SPD und Union machen zweifache Staatsbürgerschaft zum Thema im Wahlkampf

Hamburg. Wegen der Optionspflicht müssen sich manche Menschen entscheiden, ob sie nur Deutsche oder auch Deutsche sein wollen. Kinder von Ausländern, die in Deutschland geboren werden und zwei Staatsbürgerschaften haben, die ihrer Eltern und die deutsche, bekommen mit ihrer Volljährigkeit einen Brief von der Behörde. Bis zu ihrem 23. Lebensjahr müssen sie sich entscheiden: für den deutschen Pass oder den ihrer Eltern. Entscheiden sie sich nicht, verlieren sie die deutsche Staatsbürgerschaft.

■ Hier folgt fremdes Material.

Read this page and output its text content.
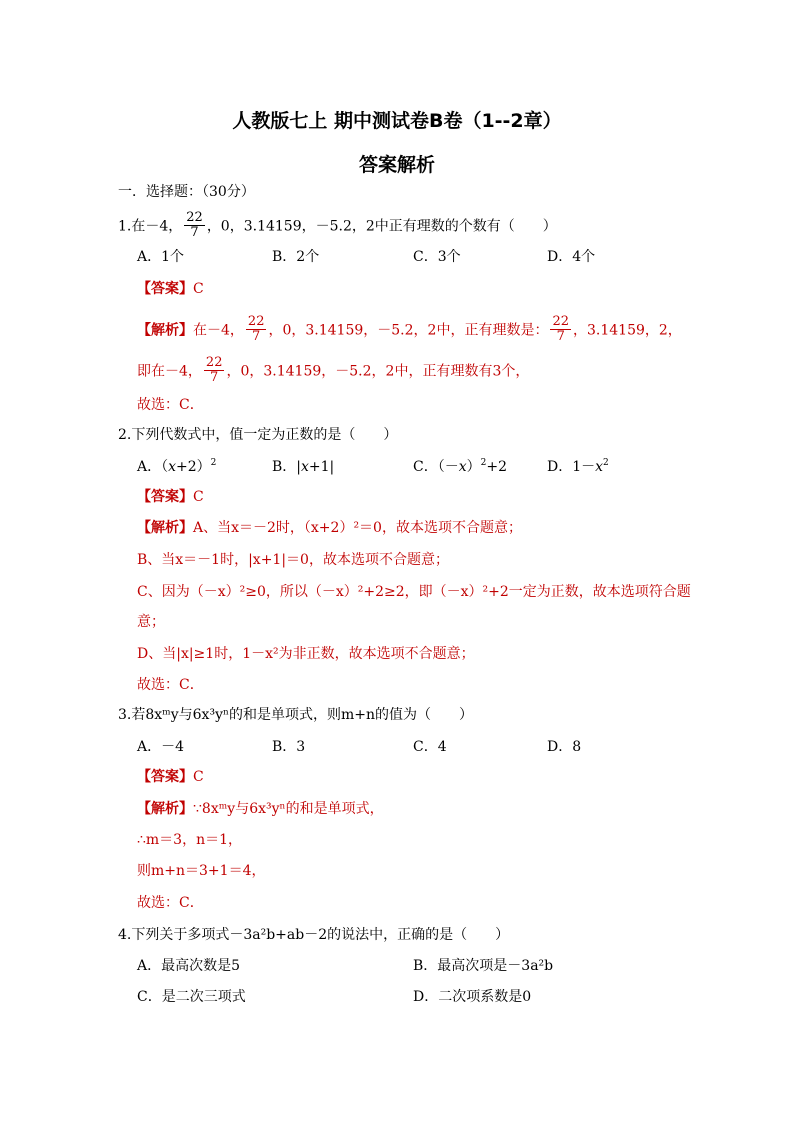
人教版七上 期中测试卷B卷（1--2章）
答案解析
一．选择题：（30分）
1.在－4， $\frac{22}{7}$ ，0，3.14159，－5.2，2中正有理数的个数有（　　）
A．1个	B．2个	C．3个	D．4个
【答案】C
【解析】在－4， $\frac{22}{7}$ ，0，3.14159，－5.2，2中，正有理数是： $\frac{22}{7}$ ，3.14159，2，
即在－4， $\frac{22}{7}$ ，0，3.14159，－5.2，2中，正有理数有3个，
故选：C．
2.下列代数式中，值一定为正数的是（　　）
A．$(x+2)^2$	B．|x+1|	C．$(-x)^2+2$	D．$1-x^2$
【答案】C
【解析】A、当x＝－2时，（x+2）²＝0，故本选项不合题意；
B、当x＝－1时，|x+1|＝0，故本选项不合题意；
C、因为（－x）²≥0，所以（－x）²+2≥2，即（－x）²+2一定为正数，故本选项符合题
意；
D、当|x|≥1时，1－x²为非正数，故本选项不合题意；
故选：C．
3.若8xᵐy与6x³yⁿ的和是单项式，则m+n的值为（　　）
A．－4	B．3	C．4	D．8
【答案】C
【解析】∵8xᵐy与6x³yⁿ的和是单项式，
∴m＝3，n＝1，
则m+n＝3+1＝4，
故选：C．
4.下列关于多项式－3a²b+ab－2的说法中，正确的是（　　）
A．最高次数是5	B．最高次项是－3a²b
C．是二次三项式	D．二次项系数是0
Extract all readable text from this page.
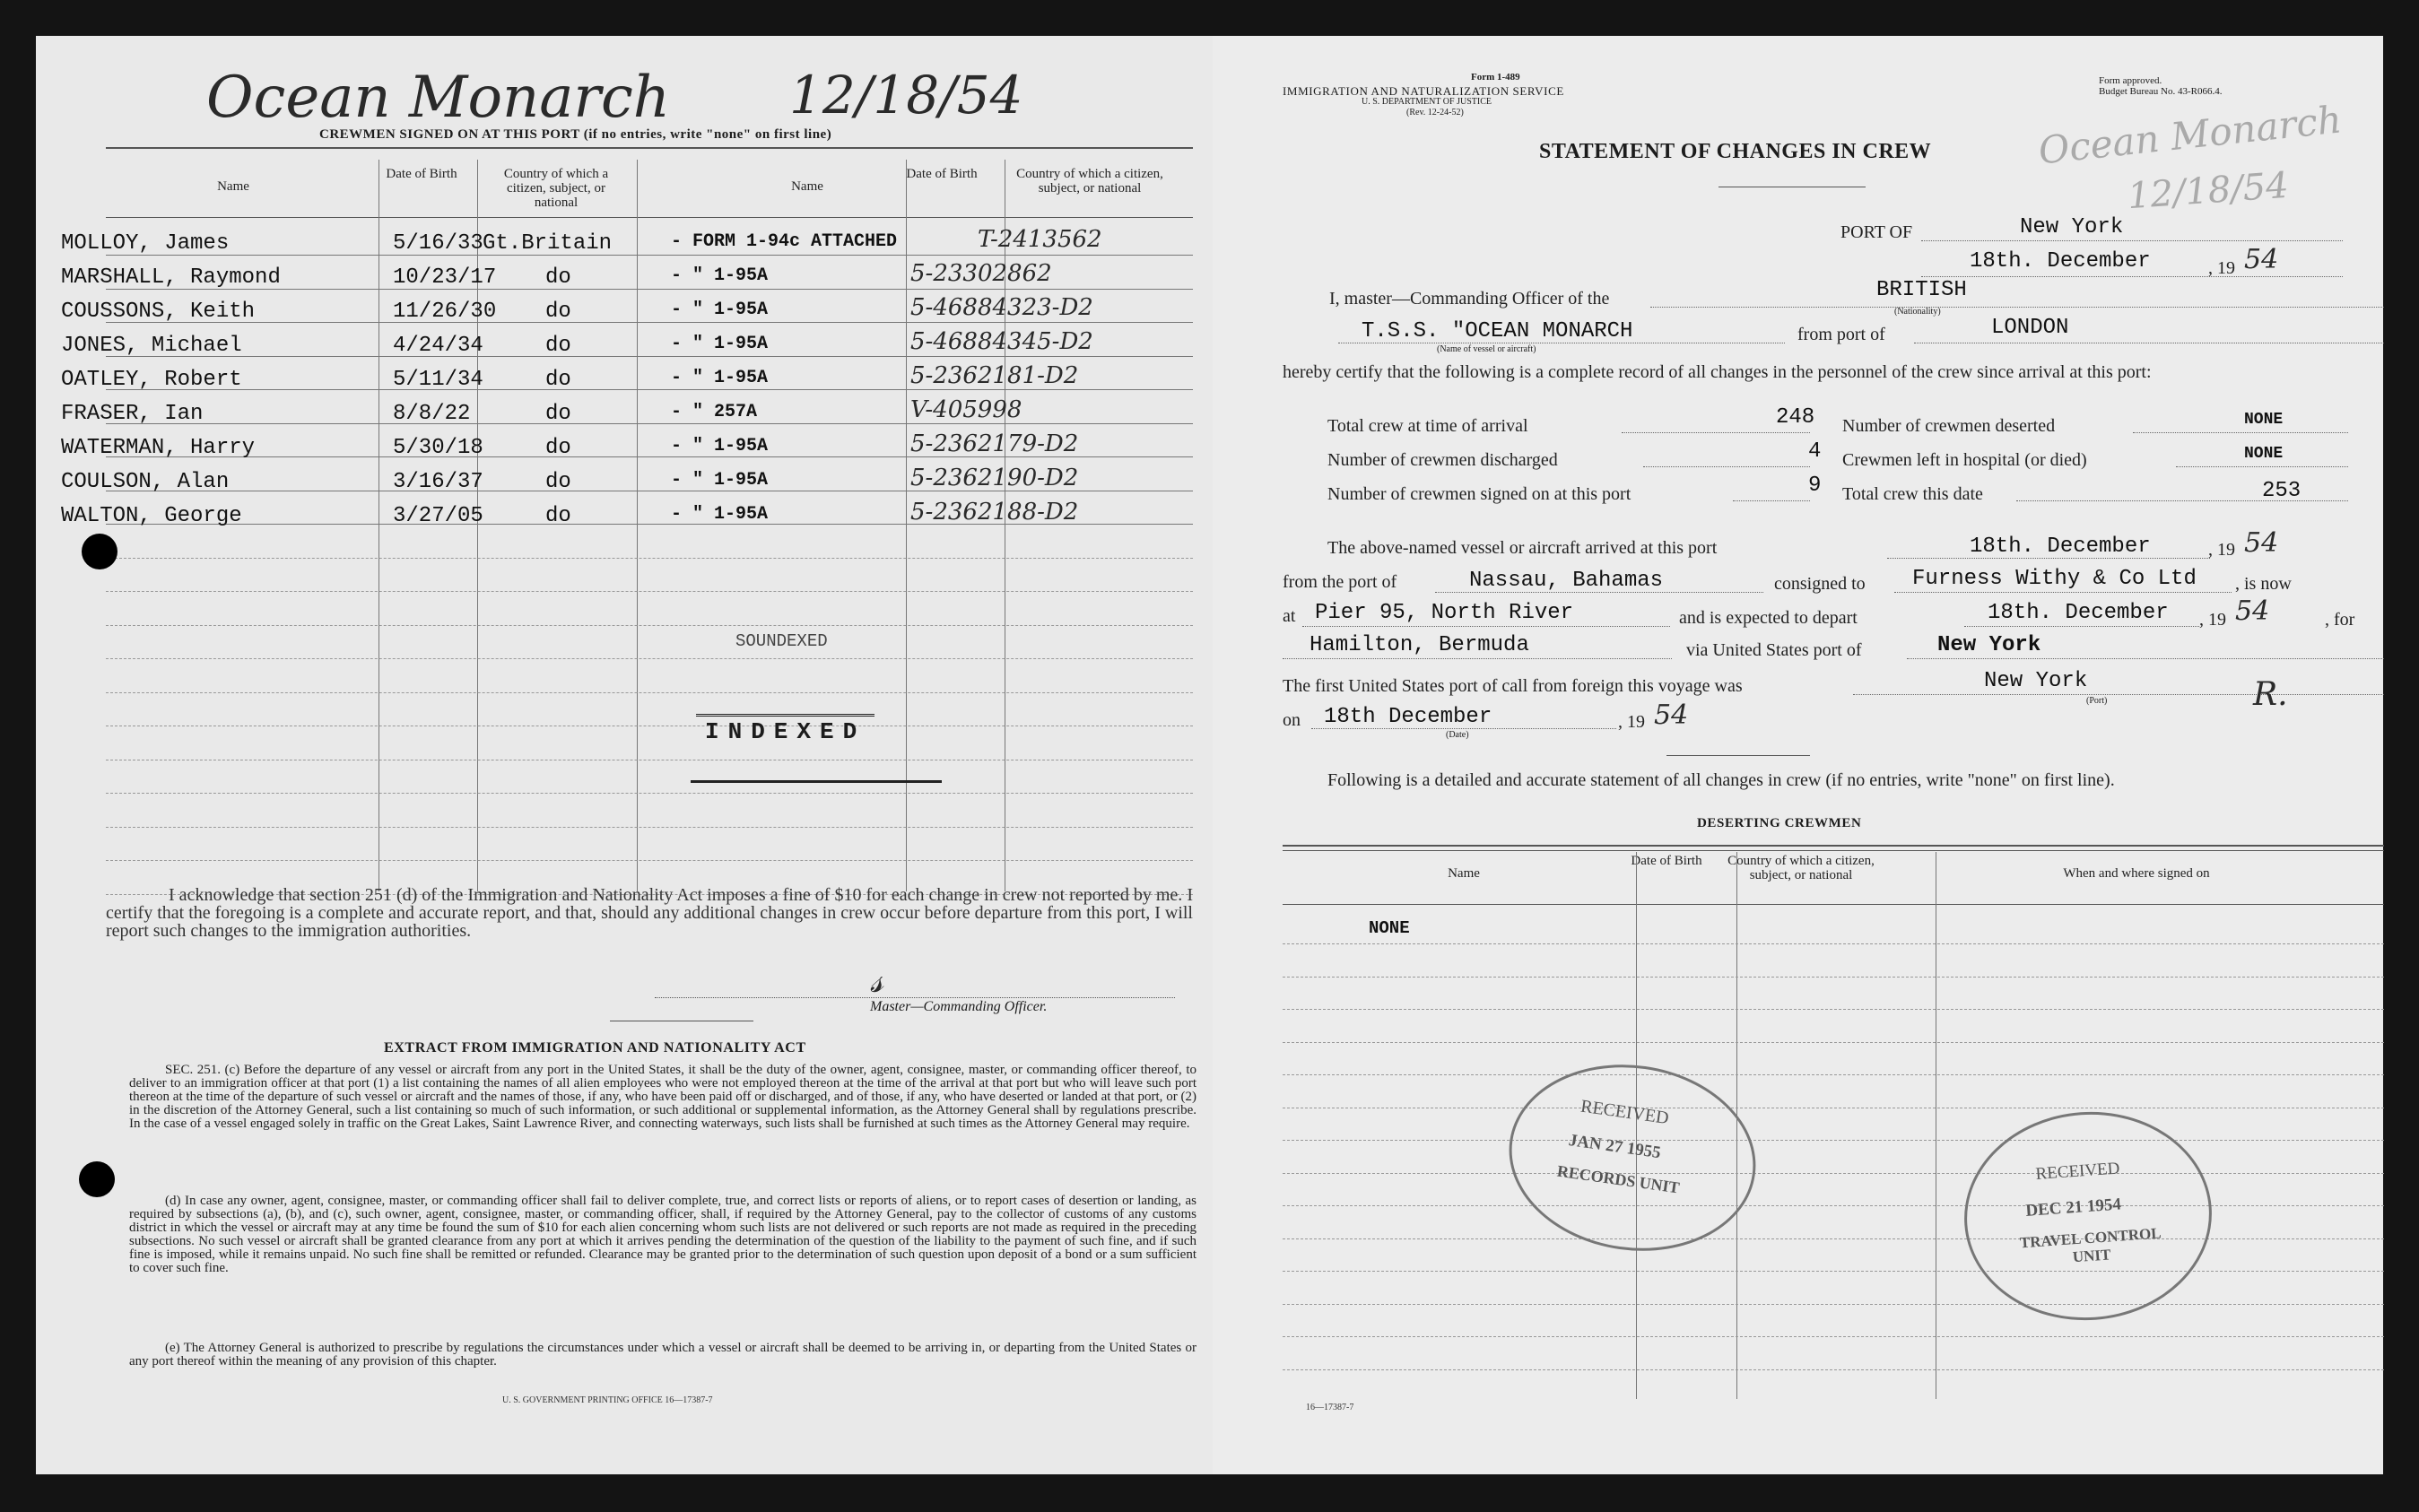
Ocean Monarch 12/18/54
CREWMEN SIGNED ON AT THIS PORT (if no entries, write "none" on first line)
Name
Date of Birth	Country of which a citizen, subject, or national
Name
Date of Birth	Country of which a citizen, subject, or national
MOLLOY, James	5/16/33 Gt.Britain	- FORM 1-94c ATTACHED	T-2413562
MARSHALL, Raymond	10/23/17 do	- " 1-95A	5-23302862
COUSSONS, Keith	11/26/30 do	- " 1-95A	5-46884323-D2
JONES, Michael	4/24/34	do	- " 1-95A	5-46884345-D2
OATLEY, Robert	5/11/34	do	- " 1-95A	5-2362181-D2
FRASER, Ian	8/8/22	do	- " 257A	V-405998
WATERMAN, Harry	5/30/18	do	- " 1-95A	5-2362179-D2
COULSON, Alan	3/16/37	do	- " 1-95A	5-2362190-D2
WALTON, George	3/27/05	do	- " 1-95A	5-2362188-D2
SOUNDEXED
INDEXED
I acknowledge that section 251 (d) of the Immigration and Nationality Act imposes a fine of $10 for each change in crew not reported by me. I certify that the foregoing is a complete and accurate report, and that, should any additional changes in crew occur before departure from this port, I will report such changes to the immigration authorities.
𝓈
Master—Commanding Officer.
EXTRACT FROM IMMIGRATION AND NATIONALITY ACT
SEC. 251. (c) Before the departure of any vessel or aircraft from any port in the United States, it shall be the duty of the owner, agent, consignee, master, or commanding officer thereof, to deliver to an immigration officer at that port (1) a list containing the names of all alien employees who were not employed thereon at the time of the arrival at that port but who will leave such port thereon at the time of the departure of such vessel or aircraft and the names of those, if any, who have been paid off or discharged, and of those, if any, who have deserted or landed at that port, or (2) in the discretion of the Attorney General, such a list containing so much of such information, or such additional or supplemental information, as the Attorney General shall by regulations prescribe. In the case of a vessel engaged solely in traffic on the Great Lakes, Saint Lawrence River, and connecting waterways, such lists shall be furnished at such times as the Attorney General may require.
(d) In case any owner, agent, consignee, master, or commanding officer shall fail to deliver complete, true, and correct lists or reports of aliens, or to report cases of desertion or landing, as required by subsections (a), (b), and (c), such owner, agent, consignee, master, or commanding officer, shall, if required by the Attorney General, pay to the collector of customs of any customs district in which the vessel or aircraft may at any time be found the sum of $10 for each alien concerning whom such lists are not delivered or such reports are not made as required in the preceding subsections. No such vessel or aircraft shall be granted clearance from any port at which it arrives pending the determination of the question of the liability to the payment of such fine, and if such fine is imposed, while it remains unpaid. No such fine shall be remitted or refunded. Clearance may be granted prior to the determination of such question upon deposit of a bond or a sum sufficient to cover such fine.
(e) The Attorney General is authorized to prescribe by regulations the circumstances under which a vessel or aircraft shall be deemed to be arriving in, or departing from the United States or any port thereof within the meaning of any provision of this chapter.
U. S. GOVERNMENT PRINTING OFFICE 16—17387-7
Form 1-489
IMMIGRATION AND NATURALIZATION SERVICE
U. S. DEPARTMENT OF JUSTICE
(Rev. 12-24-52)
Form approved.
Budget Bureau No. 43-R066.4.
Ocean Monarch
12/18/54
STATEMENT OF CHANGES IN CREW
PORT OF	New York
18th. December	, 19 54
I, master—Commanding Officer of the	BRITISH
(Nationality)
T.S.S. "OCEAN MONARCH	from port of	LONDON
(Name of vessel or aircraft)
hereby certify that the following is a complete record of all changes in the personnel of the crew since arrival at this port:
Total crew at time of arrival	248
Number of crewmen discharged	4
Number of crewmen signed on at this port	9
Number of crewmen deserted	NONE
Crewmen left in hospital (or died)	NONE
Total crew this date	253
The above-named vessel or aircraft arrived at this port	18th. December	, 19 54
from the port of	Nassau, Bahamas	consigned to Furness Withy & Co Ltd , is now
at Pier 95, North River	and is expected to depart	18th. December , 19 54	, for
Hamilton, Bermuda	via United States port of	New York
The first United States port of call from foreign this voyage was	New York
(Port)	R.
on 18th December	, 19 54
(Date)
Following is a detailed and accurate statement of all changes in crew (if no entries, write "none" on first line).
DESERTING CREWMEN
Name
Date of Birth	Country of which a citizen, subject, or national	When and where signed on
NONE
RECEIVED
JAN 27 1955
RECORDS UNIT	RECEIVED
DEC 21 1954
TRAVEL CONTROL UNIT
16—17387-7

In Hamburg sind 143.619 Menschen registriert, die neben der deutschen Staatsbürgerschaft noch mindestens ein zweite haben. 25.742 von ihnen haben Wurzeln in Polen, 17.680 in der Türkei, aber auch die russische, afghanische, kasachische und iranische zweite Staatsbürgerschaft zählen zu den häufigsten Fällen in Hamburg. Das geht aus einer Kleinen Anfrage des SPD-Bürgerschaftsabgeordneten Kazim Abaci an den Senat hervor.

Von diesen fast 150.000 Menschen in Hamburg standen zum Ende 2012 insgesamt 447 junge Menschen der Jahrgänge 1990 bis 1994 vor der Entscheidung für den einen oder anderen Pass - sie sind also optionspflichtig. Schon 244 von ihnen haben sich bereits entschieden: und zwar alle für die deutsche Staatsbürgerschaft. Die anderen zögern die Entscheidung noch hinaus.

Deutschlandweit sind rund 3300 Menschen von der sogenannten Optionspflicht betroffen. Im Jahr 2000 hatte die Regelung als Paragraf 29 Einzug in das Staatsangehörigkeitsgesetz gefunden. Doch die Kritik an dem Gesetz wird lauter: vor allem in der SPD und bei den Grünen.

Der SPD-Vorsitzende Sigmar Gabriel hatte unlängst verkündet, im Falle eines rot-grünen Wahlsieges bei der Bundestagswahl im September die doppelte Staatsangehörigkeit für alle Kinder von Ausländern einzuführen, deren Eltern mindestens acht Jahre in Deutschland leben und ein unbefristetes Aufenthaltsrecht haben. Auch Kazim Abaci hält die Aufhebung des Optionszwangs längst für überfällig: "Die vielen Tausend Menschen, die in Hamburg mit zwei Pässen leben, beweisen doch, dass einer Gesellschaft kein Schaden durch die doppelte Staatsbürgerschaft entsteht", sagte er dem Hamburger Abendblatt. Abaci selbst musste seinen türkischen Pass abgeben, um den deutschen zu erhalten. Vor allem für viele junge Menschen sei das eine schmerzhafte Erfahrung, berichtet Abaci. Viele würden gerne und mit Stolz beide Pässe mit sich tragen. Zudem kritisiert der SPD-Politiker die ungleiche Behandlung von Menschen mit ausländischen Wurzeln. So stehen etwa EU-Bürger nicht in der Optionspflicht, anders als Türken oder Iraner.

Auch die Union will die Entscheidung für eine Staatsbürgerschaft im Wahlkampf zum Thema machen - allerdings sieht sie die zweifache Staatsangehörigkeit weiterhin kritisch. "In der Praxis würden zahlreiche Probleme entstehen - beispielsweise bei Auslieferung von Straftätern", warnte der Fraktionsvorsitzende Volker Kauder (CDU). Im Bereich der organisierten Kriminalität sei es gang und gäbe, über sogenannte Scheinehen die deutsche Staatsbürgerschaft zu erwerben, um sich einer Abschiebung durch deutsche Behörden zu entziehen, argumentiert die Union. Der innenpolitische Sprecher der SPD im Bundestag, Michael Hartmann, will diese Kritik der Union nicht gelten lassen: Die von den Konservativen angeführten Konflikte bei der Verfolgung von Straftätern ließen sich durch bilaterale Auslieferungsabkommen aus der Welt schaffen. Auch für Hartmann liegt das Problem in der Ungleichbehandlung der Betroffenen.